The combination of easy-to-use AI tools and weak regulatory guardrails means your medical images could be misused in ways you never agreed to.

What Readers Can Do

You don’t need to avoid necessary scans, but there are practical steps to protect your data:

  1. Ask before you scan. Before any imaging procedure, ask your provider: “Do you use AI to interpret my images, and if so, how? What happens to my images after they’re read? Are they shared with any third parties for AI training?” Legitimate practices should be able to give you a clear, written privacy notice.

  2. Request details on data storage. Find out how long your images are kept, where they are stored (on-site or cloud), and what security measures are in place. Ask if you can request deletion after you no longer need them.

  3. Read consent forms carefully. Many hospitals now include blanket consent for using your data in research or AI development. You have the right to opt out. If the form is vague, ask for clarification.

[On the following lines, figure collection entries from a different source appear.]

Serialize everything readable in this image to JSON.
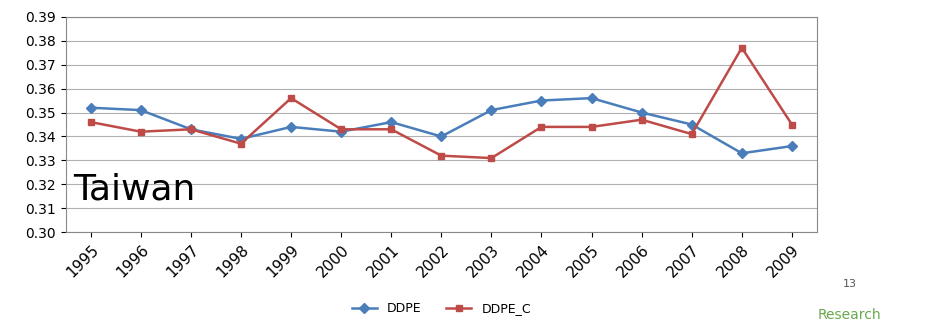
{
  "chart_data": {
    "type": "line",
    "categories": [
      "1995",
      "1996",
      "1997",
      "1998",
      "1999",
      "2000",
      "2001",
      "2002",
      "2003",
      "2004",
      "2005",
      "2006",
      "2007",
      "2008",
      "2009"
    ],
    "series": [
      {
        "name": "DDPE",
        "color": "#4a7ebb",
        "marker": "diamond",
        "values": [
          0.352,
          0.351,
          0.343,
          0.339,
          0.344,
          0.342,
          0.346,
          0.34,
          0.351,
          0.355,
          0.356,
          0.35,
          0.345,
          0.333,
          0.336
        ]
      },
      {
        "name": "DDPE_C",
        "color": "#be4b48",
        "marker": "square",
        "values": [
          0.346,
          0.342,
          0.343,
          0.337,
          0.356,
          0.343,
          0.343,
          0.332,
          0.331,
          0.344,
          0.344,
          0.347,
          0.341,
          0.377,
          0.345
        ]
      }
    ],
    "ylim": [
      0.3,
      0.39
    ],
    "yticks": [
      {
        "value": 0.3,
        "label": "0.30"
      },
      0.31,
      0.32,
      0.33,
      0.34,
      0.35,
      0.36,
      0.37,
      0.38,
      0.39
    ],
    "grid": true,
    "legend": "bottom",
    "annotations": [
      "Taiwan",
      "13",
      "Research"
    ]
  }
}
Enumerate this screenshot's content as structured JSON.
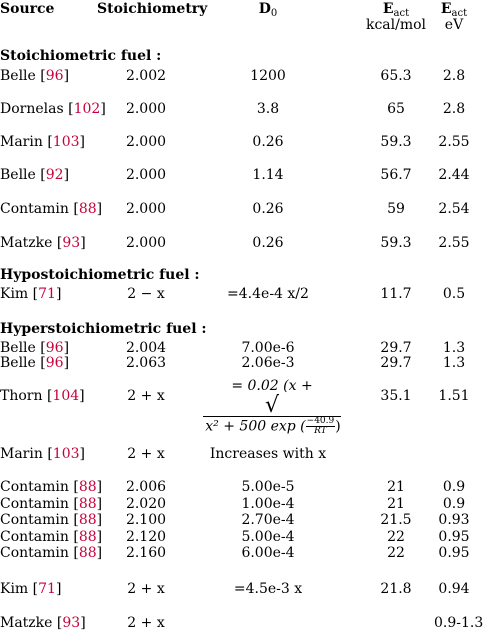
{
  "headers": {
    "source": "Source",
    "stoich": "Stoichiometry",
    "d0_main": "D",
    "d0_sub": "0",
    "e1_main": "E",
    "e1_sub": "act",
    "e1_unit": "kcal/mol",
    "e2_main": "E",
    "e2_sub": "act",
    "e2_unit": "eV"
  },
  "sections": {
    "stoichiometric": "Stoichiometric fuel :",
    "hypo": "Hypostoichiometric fuel :",
    "hyper": "Hyperstoichiometric fuel :"
  },
  "rows": [
    {
      "name": "Belle",
      "ref": "96",
      "stoich": "2.002",
      "d0": "1200",
      "ekcal": "65.3",
      "eev": "2.8"
    },
    {
      "name": "Dornelas",
      "ref": "102",
      "stoich": "2.000",
      "d0": "3.8",
      "ekcal": "65",
      "eev": "2.8"
    },
    {
      "name": "Marin",
      "ref": "103",
      "stoich": "2.000",
      "d0": "0.26",
      "ekcal": "59.3",
      "eev": "2.55"
    },
    {
      "name": "Belle",
      "ref": "92",
      "stoich": "2.000",
      "d0": "1.14",
      "ekcal": "56.7",
      "eev": "2.44"
    },
    {
      "name": "Contamin",
      "ref": "88",
      "stoich": "2.000",
      "d0": "0.26",
      "ekcal": "59",
      "eev": "2.54"
    },
    {
      "name": "Matzke",
      "ref": "93",
      "stoich": "2.000",
      "d0": "0.26",
      "ekcal": "59.3",
      "eev": "2.55"
    },
    {
      "name": "Kim",
      "ref": "71",
      "stoich": "2 − x",
      "d0": "=4.4e-4 x/2",
      "ekcal": "11.7",
      "eev": "0.5"
    },
    {
      "name": "Belle",
      "ref": "96",
      "stoich": "2.004",
      "d0": "7.00e-6",
      "ekcal": "29.7",
      "eev": "1.3"
    },
    {
      "name": "Belle",
      "ref": "96",
      "stoich": "2.063",
      "d0": "2.06e-3",
      "ekcal": "29.7",
      "eev": "1.3"
    },
    {
      "name": "Thorn",
      "ref": "104",
      "stoich": "2 + x",
      "d0": "",
      "ekcal": "35.1",
      "eev": "1.51"
    },
    {
      "name": "Marin",
      "ref": "103",
      "stoich": "2 + x",
      "d0": "Increases with x",
      "ekcal": "",
      "eev": ""
    },
    {
      "name": "Contamin",
      "ref": "88",
      "stoich": "2.006",
      "d0": "5.00e-5",
      "ekcal": "21",
      "eev": "0.9"
    },
    {
      "name": "Contamin",
      "ref": "88",
      "stoich": "2.020",
      "d0": "1.00e-4",
      "ekcal": "21",
      "eev": "0.9"
    },
    {
      "name": "Contamin",
      "ref": "88",
      "stoich": "2.100",
      "d0": "2.70e-4",
      "ekcal": "21.5",
      "eev": "0.93"
    },
    {
      "name": "Contamin",
      "ref": "88",
      "stoich": "2.120",
      "d0": "5.00e-4",
      "ekcal": "22",
      "eev": "0.95"
    },
    {
      "name": "Contamin",
      "ref": "88",
      "stoich": "2.160",
      "d0": "6.00e-4",
      "ekcal": "22",
      "eev": "0.95"
    },
    {
      "name": "Kim",
      "ref": "71",
      "stoich": "2 + x",
      "d0": "=4.5e-3 x",
      "ekcal": "21.8",
      "eev": "0.94"
    },
    {
      "name": "Matzke",
      "ref": "93",
      "stoich": "2 + x",
      "d0": "",
      "ekcal": "",
      "eev": "0.9-1.3"
    }
  ],
  "thorn_formula": {
    "line1": "= 0.02 (x +",
    "line2_inner": "x² + 500 exp (",
    "frac_num": "−40.9",
    "frac_den": "RT",
    "line2_close": ")"
  }
}
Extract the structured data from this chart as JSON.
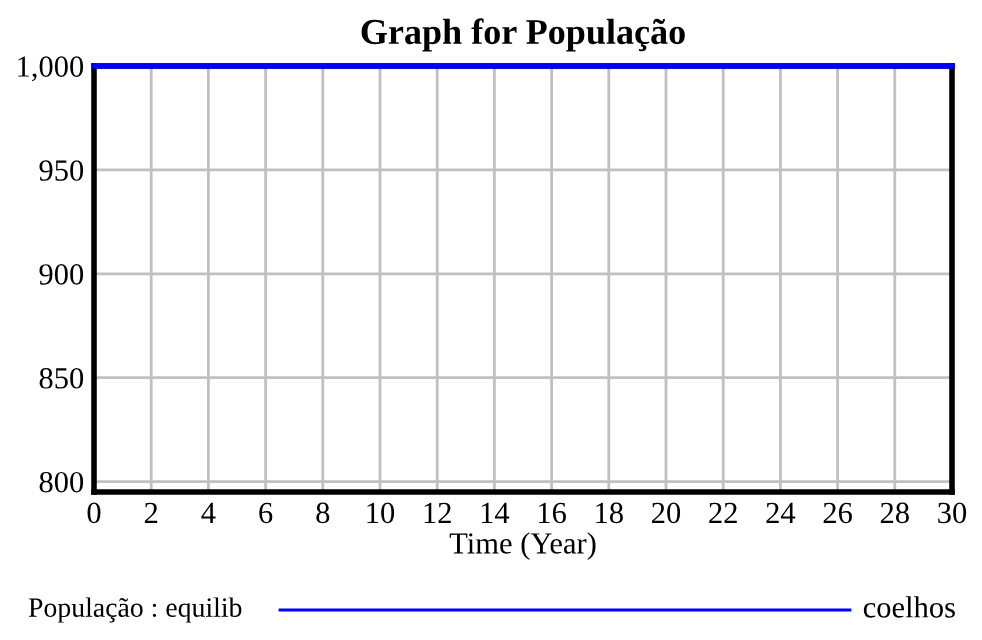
{
  "chart_data": {
    "type": "line",
    "title": "Graph for População",
    "xlabel": "Time (Year)",
    "x": [
      0,
      30
    ],
    "series": [
      {
        "name": "População : equilib",
        "color": "#0000ff",
        "values": [
          1000,
          1000
        ]
      }
    ],
    "annotations": [
      "coelhos"
    ],
    "xlim": [
      0,
      30
    ],
    "xticks": [
      0,
      2,
      4,
      6,
      8,
      10,
      12,
      14,
      16,
      18,
      20,
      22,
      24,
      26,
      28,
      30
    ],
    "ylim": [
      795,
      1000
    ],
    "yticks": [
      {
        "value": 800,
        "label": "800"
      },
      {
        "value": 850,
        "label": "850"
      },
      {
        "value": 900,
        "label": "900"
      },
      {
        "value": 950,
        "label": "950"
      },
      {
        "value": 1000,
        "label": "1,000"
      }
    ],
    "grid": true,
    "legend": "bottom",
    "marker": "none",
    "line_style": "solid"
  }
}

  4. Use patient portals responsibly. If you access your own images through a portal, make sure your account has a strong, unique password and two-factor authentication if available. Avoid downloading and storing images on public or shared devices.

  5. Know your rights under HIPAA. You are entitled to a copy of your medical records, including images. You can request an accounting of disclosures — a list of who has seen your data. If you suspect misuse, you can file a complaint with the Office for Civil Rights.

  6. Monitor for signs of medical identity theft. Watch for unexpected bills, insurance claims for procedures you never had, or letters about new medications you never took. If something seems off, contact your provider and insurer immediately.

The Road Ahead — and What’s Being Done

Researchers and policymakers are aware of the problem. The RSNA study itself called for “robust detection systems” and “ethical guidelines” for generative AI in medicine. Some professional societies are developing standards for securing imaging data and verifying authenticity.

A few states — including California and New York — have introduced bills that would require explicit patient consent before medical images can be used to train commercial AI models. Federal interest is growing as well, but legislation moves slowly.

For now, the most effective protection is your own awareness. Medical AI has real potential to improve diagnosis and care. But like any powerful tool, it needs guardrails. Understanding the risks and asking the right questions can help ensure your health data stays yours.

Sources

  • RSNA 2026: “Deepfake X-Rays Fool Radiologists and AI.” Radiological Society of North America, March 2026.
  • RSNA 2026: “Medical Imaging AI Opens a Pandora’s Box of Privacy-Related Risks.” RSNA News, May 2026.
  • U.S. Department of Health and Human Services. “Your Rights Under HIPAA.” hhs.gov.
  • State legislative proposals on medical data privacy, California AB 351 and New York A.6800 (2025–2026 sessions).